Moreover, with respect to individualized therapeutic approaches for SLE patients, we assume that knowledge of the patient’s BAFF-var status and subsequent discrimination between patients carrying this allele and those not carrying it may be useful for making the decision about whether to use therapeutic strategies based on anti-BAFF. B-cell depletion therapies, such as rituximab, may not be appropriate for carriers of the BAFF-var allelic variation because of the potentially rapid restitution of B-cells as a result of high levels of circulating BAFF [28-29]. Furthermore, the effects of belimumab on SLE patients carrying the BAFF-var allele are controversial. On the one hand, patients with the BAFF-var allele may benefit from early treatment with belimumab, which targets BAFF overexpression. On the other hand, the presence of the BAFF-var allele may lead to a weaker response or even resistance to belimumab, so that higher dosages would be necessary for overcoming the overproduction of BAFF. Therefore, we assume that the response to belimumab among carriers of the BAFF-var allele and appropriate control subjects, as well as the detection of the BAFF-var allele among patients who do not respond to belimumab, warrants investigation in future studies.
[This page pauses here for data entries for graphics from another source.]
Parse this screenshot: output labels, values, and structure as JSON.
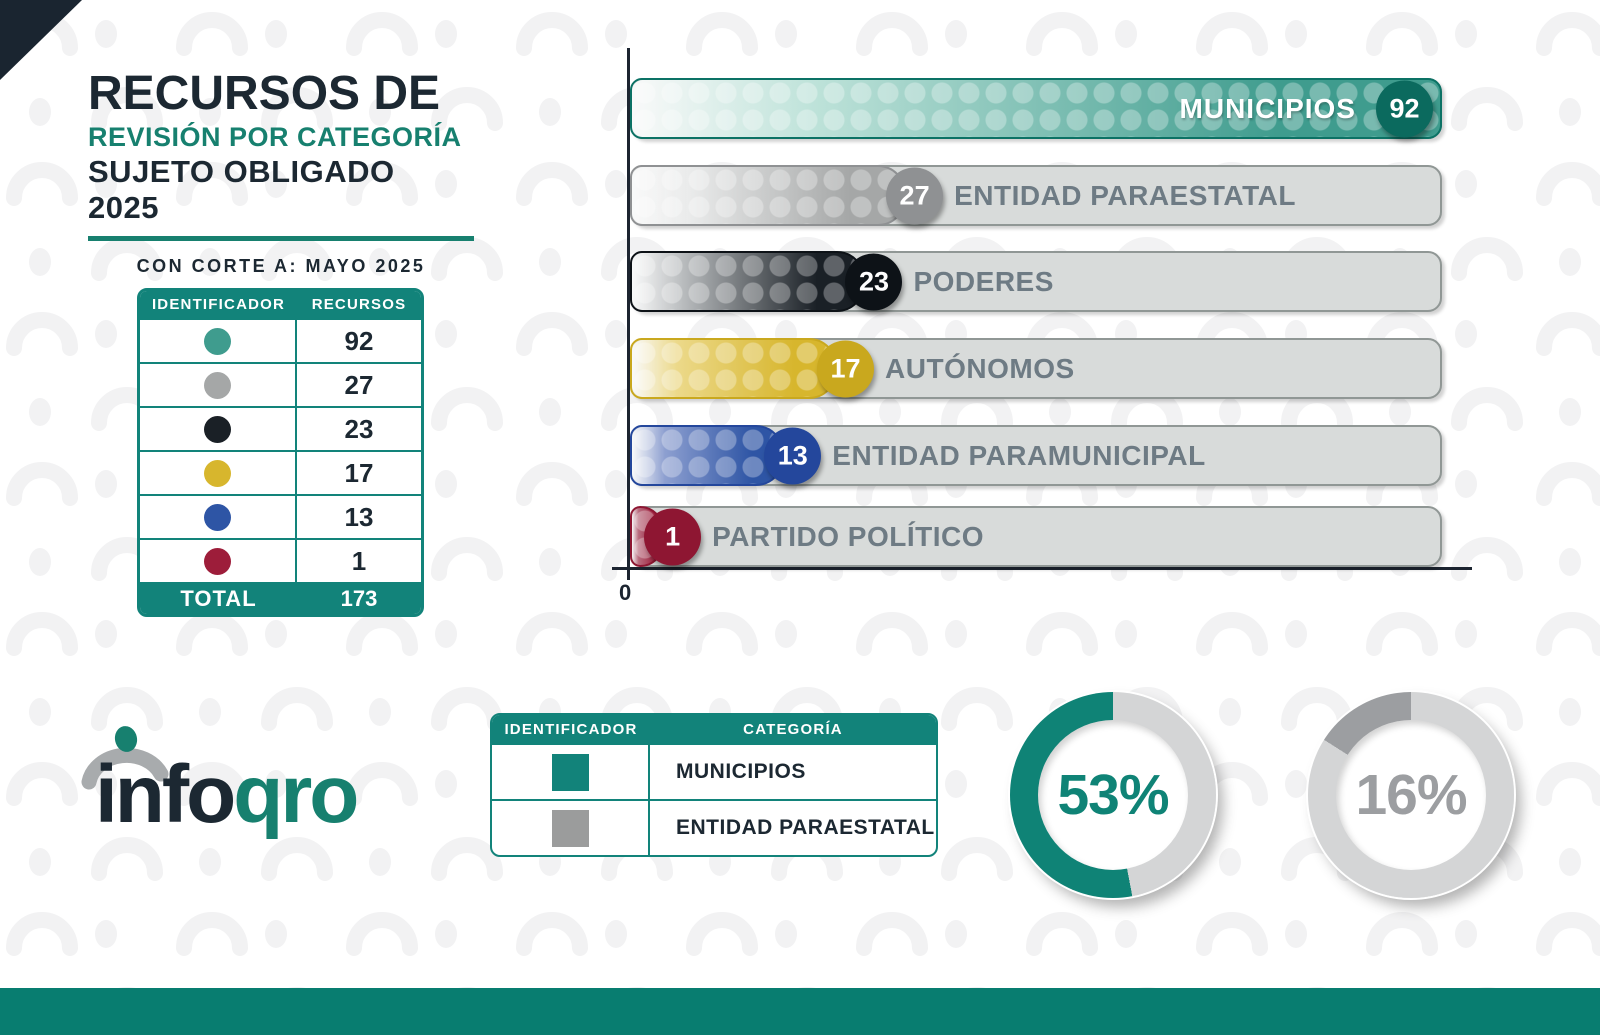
{
  "title": {
    "line1": "RECURSOS DE",
    "line2": "REVISIÓN POR CATEGORÍA",
    "line3": "SUJETO OBLIGADO 2025",
    "subtitle": "CON CORTE A: MAYO 2025"
  },
  "summary_table": {
    "headers": [
      "IDENTIFICADOR",
      "RECURSOS"
    ],
    "total_label": "TOTAL",
    "total_value": "173"
  },
  "chart_data": [
    {
      "type": "bar",
      "orientation": "horizontal",
      "title": "Recursos de revisión por categoría sujeto obligado 2025",
      "categories": [
        "MUNICIPIOS",
        "ENTIDAD PARAESTATAL",
        "PODERES",
        "AUTÓNOMOS",
        "ENTIDAD PARAMUNICIPAL",
        "PARTIDO POLÍTICO"
      ],
      "values": [
        92,
        27,
        23,
        17,
        13,
        1
      ],
      "xlim": [
        0,
        92
      ],
      "x_origin_label": "0",
      "grid": false,
      "legend_position": "none",
      "bar_styles": [
        {
          "light": "#bfe3da",
          "base": "#3f9c8e",
          "dark": "#0c7265",
          "badge": "#0b6a5e",
          "fill_pct": 100,
          "label_inside": true
        },
        {
          "light": "#e9eaea",
          "base": "#a5a7a7",
          "dark": "#8f9193",
          "badge": "#8f9193",
          "fill_pct": 34,
          "label_inside": false
        },
        {
          "light": "#b9bcbe",
          "base": "#1a2026",
          "dark": "#0d1217",
          "badge": "#0d1217",
          "fill_pct": 29,
          "label_inside": false
        },
        {
          "light": "#ecd98a",
          "base": "#d7b62d",
          "dark": "#c9a81e",
          "badge": "#c9a81e",
          "fill_pct": 25.5,
          "label_inside": false
        },
        {
          "light": "#8d9fd0",
          "base": "#2e55a5",
          "dark": "#24479c",
          "badge": "#24479c",
          "fill_pct": 19,
          "label_inside": false
        },
        {
          "light": "#b86a7d",
          "base": "#9d1d3a",
          "dark": "#8e1632",
          "badge": "#8e1632",
          "fill_pct": 4.2,
          "label_inside": false
        }
      ]
    },
    {
      "type": "donut",
      "label": "53%",
      "percent": 53,
      "arc_color": "#0f8376",
      "track_color": "#d4d5d6",
      "text_color": "#0f8376"
    },
    {
      "type": "donut",
      "label": "16%",
      "percent": 16,
      "arc_color": "#9c9ea1",
      "track_color": "#d4d5d6",
      "text_color": "#9c9ea1"
    }
  ],
  "category_table": {
    "headers": [
      "IDENTIFICADOR",
      "CATEGORÍA"
    ],
    "rows": [
      {
        "color": "#12837a",
        "label": "MUNICIPIOS"
      },
      {
        "color": "#9b9c9c",
        "label": "ENTIDAD PARAESTATAL"
      }
    ]
  },
  "logo": {
    "text_dark": "info",
    "text_teal": "qro"
  },
  "colors": {
    "teal": "#12837a",
    "navy": "#1c2832",
    "track_gray": "#d8dbda",
    "label_gray": "#6e7b84",
    "bottom_strip": "#087d70"
  }
}
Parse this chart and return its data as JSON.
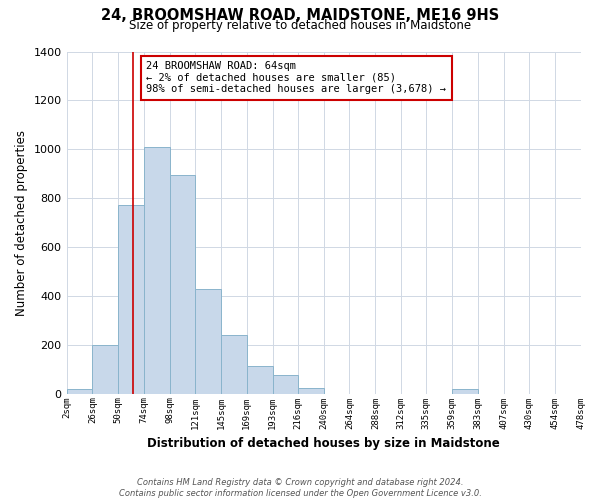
{
  "title": "24, BROOMSHAW ROAD, MAIDSTONE, ME16 9HS",
  "subtitle": "Size of property relative to detached houses in Maidstone",
  "xlabel": "Distribution of detached houses by size in Maidstone",
  "ylabel": "Number of detached properties",
  "bar_edges": [
    2,
    26,
    50,
    74,
    98,
    121,
    145,
    169,
    193,
    216,
    240,
    264,
    288,
    312,
    335,
    359,
    383,
    407,
    430,
    454,
    478
  ],
  "bar_heights": [
    20,
    200,
    770,
    1010,
    895,
    430,
    240,
    115,
    75,
    25,
    0,
    0,
    0,
    0,
    0,
    20,
    0,
    0,
    0,
    0
  ],
  "bar_color": "#c8d8ea",
  "bar_edgecolor": "#8ab4cc",
  "tick_labels": [
    "2sqm",
    "26sqm",
    "50sqm",
    "74sqm",
    "98sqm",
    "121sqm",
    "145sqm",
    "169sqm",
    "193sqm",
    "216sqm",
    "240sqm",
    "264sqm",
    "288sqm",
    "312sqm",
    "335sqm",
    "359sqm",
    "383sqm",
    "407sqm",
    "430sqm",
    "454sqm",
    "478sqm"
  ],
  "ylim": [
    0,
    1400
  ],
  "yticks": [
    0,
    200,
    400,
    600,
    800,
    1000,
    1200,
    1400
  ],
  "property_line_x": 64,
  "property_line_color": "#cc0000",
  "annotation_text": "24 BROOMSHAW ROAD: 64sqm\n← 2% of detached houses are smaller (85)\n98% of semi-detached houses are larger (3,678) →",
  "annotation_box_edgecolor": "#cc0000",
  "annotation_box_facecolor": "#ffffff",
  "footnote": "Contains HM Land Registry data © Crown copyright and database right 2024.\nContains public sector information licensed under the Open Government Licence v3.0.",
  "bg_color": "#ffffff",
  "grid_color": "#d0d8e4"
}
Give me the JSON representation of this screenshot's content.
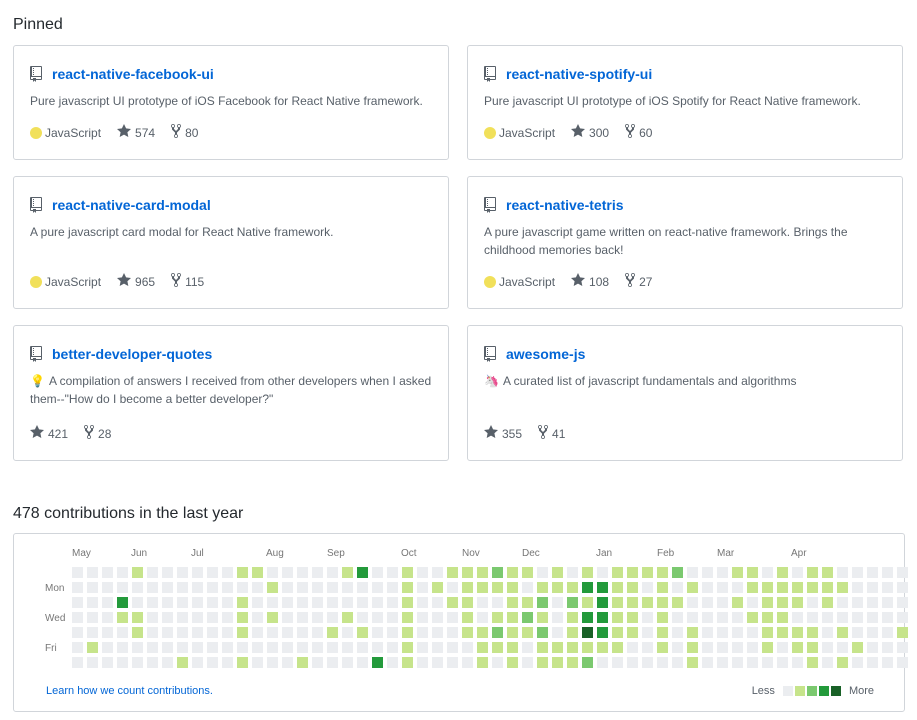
{
  "pinned": {
    "title": "Pinned",
    "repos": [
      {
        "name": "react-native-facebook-ui",
        "desc": "Pure javascript UI prototype of iOS Facebook for React Native framework.",
        "emoji": "",
        "lang": "JavaScript",
        "stars": "574",
        "forks": "80"
      },
      {
        "name": "react-native-spotify-ui",
        "desc": "Pure javascript UI prototype of iOS Spotify for React Native framework.",
        "emoji": "",
        "lang": "JavaScript",
        "stars": "300",
        "forks": "60"
      },
      {
        "name": "react-native-card-modal",
        "desc": "A pure javascript card modal for React Native framework.",
        "emoji": "",
        "lang": "JavaScript",
        "stars": "965",
        "forks": "115"
      },
      {
        "name": "react-native-tetris",
        "desc": "A pure javascript game written on react-native framework. Brings the childhood memories back!",
        "emoji": "",
        "lang": "JavaScript",
        "stars": "108",
        "forks": "27"
      },
      {
        "name": "better-developer-quotes",
        "desc": "A compilation of answers I received from other developers when I asked them--\"How do I become a better developer?\"",
        "emoji": "💡",
        "lang": "",
        "stars": "421",
        "forks": "28"
      },
      {
        "name": "awesome-js",
        "desc": "A curated list of javascript fundamentals and algorithms",
        "emoji": "🦄",
        "lang": "",
        "stars": "355",
        "forks": "41"
      }
    ]
  },
  "contributions": {
    "title": "478 contributions in the last year",
    "months": [
      "May",
      "Jun",
      "Jul",
      "Aug",
      "Sep",
      "Oct",
      "Nov",
      "Dec",
      "Jan",
      "Feb",
      "Mar",
      "Apr"
    ],
    "days": [
      "Mon",
      "Wed",
      "Fri"
    ],
    "learn_link": "Learn how we count contributions.",
    "legend_less": "Less",
    "legend_more": "More",
    "colors": {
      "empty": "#ebedf0",
      "l1": "#c6e48b",
      "l2": "#7bc96f",
      "l3": "#239a3b",
      "l4": "#196127"
    },
    "weeks_levels": [
      "0000000",
      "0000000",
      "0000000",
      "0000000",
      "1000000",
      "0000000",
      "0000000",
      "0000000",
      "0000001",
      "0000000",
      "0000000",
      "0000000",
      "0000000",
      "0000000",
      "0000000",
      "0000000",
      "1000000",
      "0000000",
      "0000000",
      "0010010",
      "0100000",
      "0000010",
      "0000000",
      "0000000",
      "0000000",
      "0000030",
      "0000000",
      "0000001",
      "0000100",
      "0000000",
      "0000000",
      "0000000",
      "3000000",
      "0000000",
      "0000000"
    ],
    "levels": [
      [
        0,
        0,
        0,
        0,
        0,
        0,
        0
      ],
      [
        0,
        0,
        0,
        0,
        0,
        1,
        0
      ],
      [
        0,
        0,
        0,
        0,
        0,
        0,
        0
      ],
      [
        0,
        0,
        3,
        1,
        0,
        0,
        0
      ],
      [
        1,
        0,
        0,
        1,
        1,
        0,
        0
      ],
      [
        0,
        0,
        0,
        0,
        0,
        0,
        0
      ],
      [
        0,
        0,
        0,
        0,
        0,
        0,
        0
      ],
      [
        0,
        0,
        0,
        0,
        0,
        0,
        1
      ],
      [
        0,
        0,
        0,
        0,
        0,
        0,
        0
      ],
      [
        0,
        0,
        0,
        0,
        0,
        0,
        0
      ],
      [
        0,
        0,
        0,
        0,
        0,
        0,
        0
      ],
      [
        1,
        0,
        1,
        1,
        1,
        0,
        1
      ],
      [
        1,
        0,
        0,
        0,
        0,
        0,
        0
      ],
      [
        0,
        1,
        0,
        1,
        0,
        0,
        0
      ],
      [
        0,
        0,
        0,
        0,
        0,
        0,
        0
      ],
      [
        0,
        0,
        0,
        0,
        0,
        0,
        1
      ],
      [
        0,
        0,
        0,
        0,
        0,
        0,
        0
      ],
      [
        0,
        0,
        0,
        0,
        1,
        0,
        0
      ],
      [
        1,
        0,
        0,
        1,
        0,
        0,
        0
      ],
      [
        3,
        0,
        0,
        0,
        1,
        0,
        0
      ],
      [
        0,
        0,
        0,
        0,
        0,
        0,
        3
      ],
      [
        0,
        0,
        0,
        0,
        0,
        0,
        0
      ],
      [
        1,
        1,
        1,
        1,
        1,
        1,
        1
      ],
      [
        0,
        0,
        0,
        0,
        0,
        0,
        0
      ],
      [
        0,
        1,
        0,
        0,
        0,
        0,
        0
      ],
      [
        1,
        0,
        1,
        0,
        0,
        0,
        0
      ],
      [
        1,
        1,
        1,
        1,
        1,
        0,
        0
      ],
      [
        1,
        1,
        0,
        0,
        1,
        1,
        1
      ],
      [
        2,
        1,
        0,
        1,
        2,
        1,
        0
      ],
      [
        1,
        1,
        1,
        1,
        1,
        1,
        1
      ],
      [
        1,
        0,
        1,
        2,
        1,
        0,
        0
      ],
      [
        0,
        1,
        2,
        1,
        2,
        1,
        1
      ],
      [
        1,
        1,
        0,
        0,
        0,
        1,
        1
      ],
      [
        0,
        1,
        2,
        1,
        1,
        1,
        1
      ],
      [
        1,
        3,
        1,
        3,
        4,
        1,
        2
      ],
      [
        0,
        3,
        3,
        3,
        3,
        1,
        0
      ],
      [
        1,
        1,
        1,
        1,
        1,
        1,
        0
      ],
      [
        1,
        1,
        1,
        1,
        1,
        0,
        0
      ],
      [
        1,
        0,
        1,
        0,
        0,
        0,
        0
      ],
      [
        1,
        1,
        1,
        1,
        1,
        1,
        0
      ],
      [
        2,
        0,
        1,
        0,
        0,
        0,
        0
      ],
      [
        0,
        1,
        0,
        0,
        1,
        1,
        1
      ],
      [
        0,
        0,
        0,
        0,
        0,
        0,
        0
      ],
      [
        0,
        0,
        0,
        0,
        0,
        0,
        0
      ],
      [
        1,
        0,
        1,
        0,
        0,
        0,
        0
      ],
      [
        1,
        1,
        0,
        1,
        0,
        0,
        0
      ],
      [
        0,
        1,
        1,
        1,
        1,
        1,
        0
      ],
      [
        1,
        1,
        1,
        1,
        1,
        0,
        0
      ],
      [
        0,
        1,
        1,
        0,
        1,
        1,
        0
      ],
      [
        1,
        1,
        0,
        0,
        1,
        1,
        1
      ],
      [
        1,
        1,
        1,
        0,
        0,
        0,
        0
      ],
      [
        0,
        1,
        0,
        0,
        1,
        0,
        1
      ],
      [
        0,
        0,
        0,
        0,
        0,
        1,
        0
      ],
      [
        0,
        0,
        0,
        0,
        0,
        0,
        0
      ],
      [
        0,
        0,
        0,
        0,
        0,
        0,
        0
      ],
      [
        0,
        0,
        0,
        0,
        1,
        0,
        0
      ]
    ]
  }
}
Of importance, there are some limitations to our study. Our cohort was small in comparison to those involved in previously reported studies of the rare BAFF-var allele and SLE. Also, we did not include a control population from Switzerland; however, we anticipated that both study cohorts would exhibit a comparable genetic (white) background. We analyzed the association between BAFF-var allele status and disease activity scores (SLEDAI and PGA) as unstable variables that changed, in particular with regard to dependence on therapy. To avoid bias, we decided to use exclusively the SLEDAI and PGA scores captured at the time of entry into the SSCS or into the SLE cohort from the University Hospital Essen. The time points of diagnosis and study entry were congruent at least in one third of the 195 SLE patients in our cohort. Otherwise, in consistence with data on the association between the BAFF-var allele and disease activity at study entry, patients with the BAFF-var allele received more-intensive treatment for SLE, with a significantly higher frequency of immunosuppressant administration.